Mrs. Bodo wants to bequeath the family fortune to her children. However, the family fortune should remain in the family even if one of her children should have no descendants. With the instrument of pre- and post-inheritance this can be achieved in a binding and tax-compatible way.
The same procedure would have to be followed if Mrs. Bodo or one of her children should not have any children. Then she ensures with the appointment of her husband as heir in advance and obligatory appointment of her children/brothers and sisters as heirs in succession that the family property originating from her family remains in the family after the death of the husband. If the husband were to bequeath the family property to the siblings of the pre-deceased wife by means of his own will, this would result in a considerable tax burden. Pre- and posthumous inheritance thus avoids that the randomness of the sequence of death determines the whereabouts of the family assets.
The two case studies will illustrate these two scenarios.
Case study 1: Mrs. Bodo’s daughter has no descendants
Mrs. Bodo has a daughter and a son. The daughter is childless and therefore Mrs. Bodo has two concerns: firstly, her fortune should be divided equally between her daughter and her son at her death. If the daughter still has no descendants at death, her share of the family fortune shall go to the son or his descendants. The same shall also apply to the son. Without the instrument of pre and post inheritance, the will of Mrs. Bodo cannot be enforced in a legally binding manner. In addition, excessive inheritance taxes would be incurred if the daughter were to bequeath her inherited property to her brother out of her own right of inheritance. This is not the case if these assets are transferred from Mrs. Bodo to her daughter as the preliminary heir and then to her brother as the subsequent heir.
As far as compulsory portions exist, specific formal requirements have to be considered and the involved heirs have to be included in the inheritance contract. In such cases it is not possible to unilaterally order dispositions regarding pre- and post-heirship.

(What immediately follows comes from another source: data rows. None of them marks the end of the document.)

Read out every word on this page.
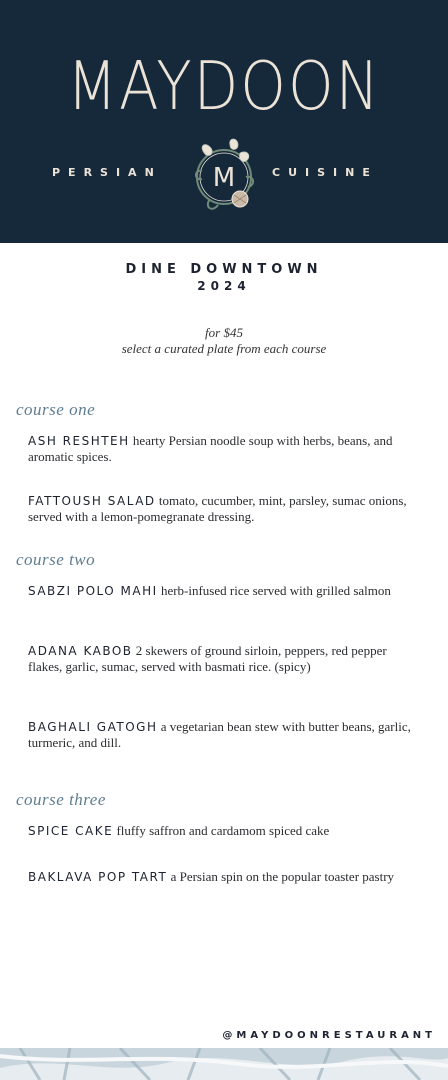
MAYDOON
PERSIAN	CUISINE
M
DINE DOWNTOWN
2024
for $45
select a curated plate from each course
course one
ASH RESHTEH hearty Persian noodle soup with herbs, beans, and aromatic spices.
FATTOUSH SALAD tomato, cucumber, mint, parsley, sumac onions, served with a lemon-pomegranate dressing.
course two
SABZI POLO MAHI herb-infused rice served with grilled salmon
ADANA KABOB 2 skewers of ground sirloin, peppers, red pepper flakes, garlic, sumac, served with basmati rice. (spicy)
BAGHALI GATOGH a vegetarian bean stew with butter beans, garlic, turmeric, and dill.
course three
SPICE CAKE fluffy saffron and cardamom spiced cake
BAKLAVA POP TART a Persian spin on the popular toaster pastry
@MAYDOONRESTAURANT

Case study 2: Mrs. Bodo is married and has no descendants
Mrs. Bodo is married. She and her husband have no descendants. The property originating from Mrs. Bodo’s family shall also be passed on to Mrs. Bodo’s siblings (and thus remain in the family), even if Mrs. Bodo should die before her husband. However, the marital property is to go first to her surviving husband in the event of Mrs. Bodo’s death. Only at his death the property shall go to the siblings of Mrs. Bodo. Both for the legally binding safeguarding of this wish of the spouses Bodo as well as for reasons of inheritance taxes, this must be regulated by means of pre- and post-inheritance, because the family of the pre-deceased wife is not related to the husband. In many constellations, a contractual agreement is required for this. At the same time, it must be ensured that this goal is not thwarted by contractual agreements. An overall consultation takes into account the marriage and inheritance contract aspects.
Each case requires an individual solution
Address the problem and talk to us. As is well known, a will is not enough. Only a contract of inheritance with specific clauses can regulate a pre- and post-inheritance. The testator thus prevents the violating of compulsory portions, even if this is not the case from an economic point of view. A violation of the compulsory portion would not be desirable anyway, as the surviving partner should be able to continue living in the same economic circumstances. An analysis of the initial situation (and possibly also its documentation) is important to achieve the goal. In many cases, it would help the parties involved to use a qualified execution of will in their wills.